If you have little kids or have ever been around them, you’ll see that their eating patterns can sometimes look erratic. Yes, it IS true that if you only let a child eat popsicles and mac ‘n cheese, they will start to develop some not-so-healthy habits. AND, it’s also true that if you let them eat when they are hungry and stop when they are full, their eating may differ from one day to the next. Heck, one hour to the next! They can listen to their bodies in a very intuitive way because they are still so present in their bodies. This is a natural-born gift that we all come into the world with. We’ve seen with breastfed babies specifically that there is a symbiotic relationship that happens between child and mom; the child eats to fullness, and then mom’s body adjusts to make the appropriate amount of milk that baby says he needs. We have this very special gift that often falls away as we age, due to all of the other pressures and emotions that start to infiltrate our relationship with food and the act of eating.
To get back to this, it’s important to begin to identify what physical vs. emotional hunger feels like. Physical hunger has physical cues. When you notice that your tummy is growling, you’re feeling faint or weak, or maybe you start to get a headache - these are all physical signs that your body is in need of food. Emotional signs of hunger may come in the form of cravings, thoughts about food, and emotions around food. When we are physically hungry, there isn’t much pickiness that occurs. If you need fuel, you will take that fuel in the form that you can get at whatever moment in time it is.
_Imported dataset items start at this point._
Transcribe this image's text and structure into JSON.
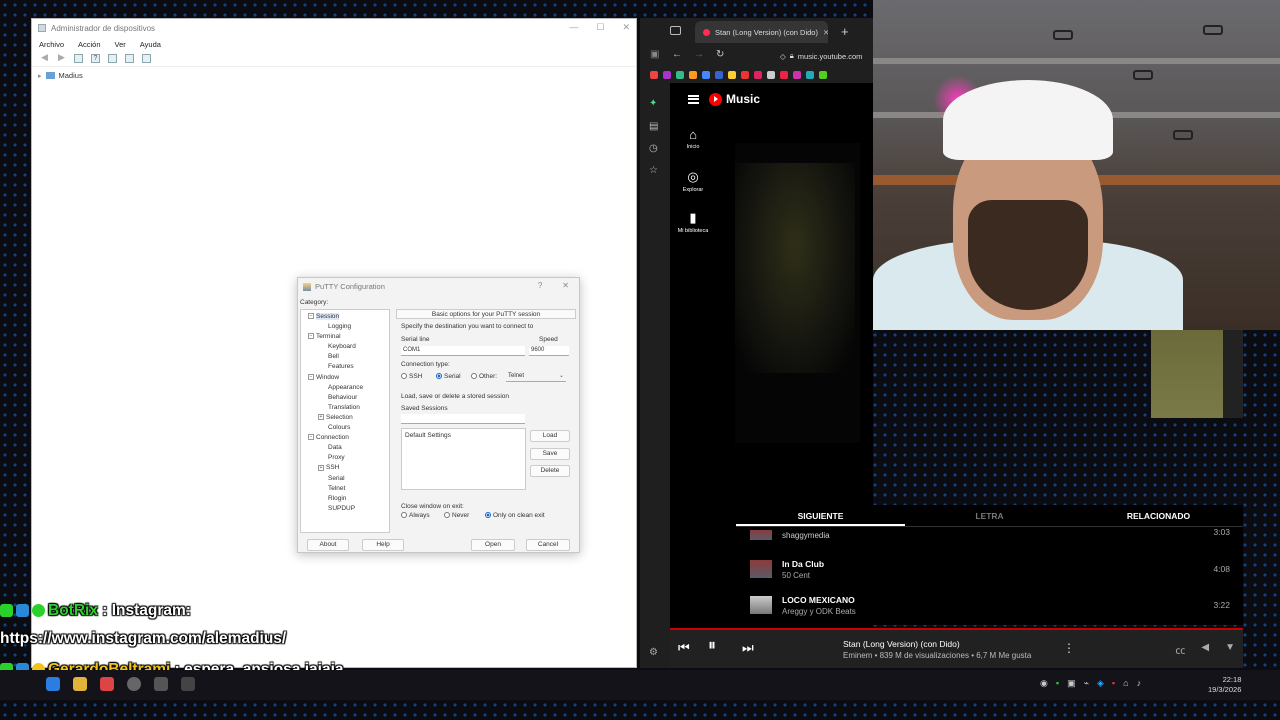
{
  "device_manager": {
    "title": "Administrador de dispositivos",
    "menu": [
      "Archivo",
      "Acción",
      "Ver",
      "Ayuda"
    ],
    "tree_root": "Madius"
  },
  "putty": {
    "title": "PuTTY Configuration",
    "help_glyph": "?",
    "close_glyph": "✕",
    "category_label": "Category:",
    "categories": [
      {
        "label": "Session",
        "level": 1,
        "expander": "⊟",
        "selected": true
      },
      {
        "label": "Logging",
        "level": 2
      },
      {
        "label": "Terminal",
        "level": 1,
        "expander": "⊟"
      },
      {
        "label": "Keyboard",
        "level": 2
      },
      {
        "label": "Bell",
        "level": 2
      },
      {
        "label": "Features",
        "level": 2
      },
      {
        "label": "Window",
        "level": 1,
        "expander": "⊟"
      },
      {
        "label": "Appearance",
        "level": 2
      },
      {
        "label": "Behaviour",
        "level": 2
      },
      {
        "label": "Translation",
        "level": 2
      },
      {
        "label": "Selection",
        "level": 2,
        "expander": "⊞"
      },
      {
        "label": "Colours",
        "level": 2
      },
      {
        "label": "Connection",
        "level": 1,
        "expander": "⊟"
      },
      {
        "label": "Data",
        "level": 2
      },
      {
        "label": "Proxy",
        "level": 2
      },
      {
        "label": "SSH",
        "level": 2,
        "expander": "⊞"
      },
      {
        "label": "Serial",
        "level": 2
      },
      {
        "label": "Telnet",
        "level": 2
      },
      {
        "label": "Rlogin",
        "level": 2
      },
      {
        "label": "SUPDUP",
        "level": 2
      }
    ],
    "header": "Basic options for your PuTTY session",
    "dest_label": "Specify the destination you want to connect to",
    "serial_line_label": "Serial line",
    "serial_line_value": "COM1",
    "speed_label": "Speed",
    "speed_value": "9600",
    "conn_type_label": "Connection type:",
    "conn_types": [
      "SSH",
      "Serial",
      "Other:"
    ],
    "other_value": "Telnet",
    "load_save_label": "Load, save or delete a stored session",
    "saved_sessions_label": "Saved Sessions",
    "saved_sessions_value": "",
    "sessions": [
      "Default Settings"
    ],
    "load_btn": "Load",
    "save_btn": "Save",
    "delete_btn": "Delete",
    "close_exit_label": "Close window on exit:",
    "close_options": [
      "Always",
      "Never",
      "Only on clean exit"
    ],
    "about_btn": "About",
    "help_btn": "Help",
    "open_btn": "Open",
    "cancel_btn": "Cancel"
  },
  "browser": {
    "tab_title": "Stan (Long Version) (con Dido)",
    "url": "music.youtube.com",
    "ytmusic": {
      "brand": "Music",
      "nav": [
        {
          "label": "Inicio",
          "icon": "home-icon",
          "glyph": "⌂"
        },
        {
          "label": "Explorar",
          "icon": "compass-icon",
          "glyph": "◎"
        },
        {
          "label": "Mi biblioteca",
          "icon": "library-icon",
          "glyph": "▮"
        }
      ],
      "queue_tabs": [
        "SIGUIENTE",
        "LETRA",
        "RELACIONADO"
      ],
      "queue": [
        {
          "title": "",
          "artist": "shaggymedia",
          "duration": "3:03"
        },
        {
          "title": "In Da Club",
          "artist": "50 Cent",
          "duration": "4:08"
        },
        {
          "title": "LOCO MEXICANO",
          "artist": "Areggy y ODK Beats",
          "duration": "3:22"
        }
      ],
      "now_playing": {
        "title": "Stan (Long Version) (con Dido)",
        "subtitle": "Eminem • 839 M de visualizaciones • 6,7 M Me gusta"
      }
    }
  },
  "chat": [
    {
      "user": "BotRix",
      "text": " : Instagram:",
      "user_color": "#2bd12b"
    },
    {
      "user": "",
      "text": "https://www.instagram.com/alemadius/",
      "user_color": "#ffffff"
    },
    {
      "user": "GerardoBeltrami",
      "text": " : espera, ansiosa jajaja",
      "user_color": "#f0c419"
    }
  ],
  "taskbar": {
    "time": "22:18",
    "date": "19/3/2026"
  },
  "colors": {
    "ytm_red": "#ff0000",
    "accent_blue": "#1a64c8"
  }
}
This is why it’s also important that we don’t allow ourselves, in trying to become an intuitive and mindful eater, to really get too hungry where we end up making ineffective choices around food. A good range to stay between on a 1-10 hunger to fullness scale would be staying between a 3-7. A three on the scale might look like a little bit of stomach talk, some thoughts about food and eating, and a physical sensation of hunger. It shouldn’t feel like a starving, gnawing hunger, which might look more like a 1 or 2 on that scale. A seven would be equivalent to being satiated, satisfied, full but not uncomfortable. When we begin to feel bloated, uncomfortable, sleepy, and perhaps in pain, we might find that we are between an 8-10 on that hunger-fullness scale.
Every person is different, so beginning to identify what hunger and fullness feels like in your OWN body is a great start to ending emotional eating. This first step won’t guarantee that you’ll stop engaging in emotional eating behaviors right away…that takes time and practice. However, beginning to differentiate between what physical and emotional hunger feels like is definitely the first step. One question to ask yourself, if you suspect that you are feeling emotionally hungry, is:
What else am I craving in my life right now?
Are you looking for connection from others? Intimacy? Closeness? Space or self-care? Are you currently in need of some quiet, alone time? Some time to slow down and relax? Time to be active?
When we can start to identify our needs - our needs in relationships, interactions with others, and emotional, spiritual, and psychological needs - we can start to find that maybe we’ve been using food as a way to meet those unrelated and very real needs. We can fall victim to emotional eating when we start to confuse these needs with our physical need to eat, and because food is never a substitute for relationships, connection, belonging, self-care, and beyond - we may find ourselves trapped in that vicious cycle of endlessly using food as a way to fill that hole. Once we start to become aware of this, we can start to meet those other emotional needs in the way that will truly satisfy them.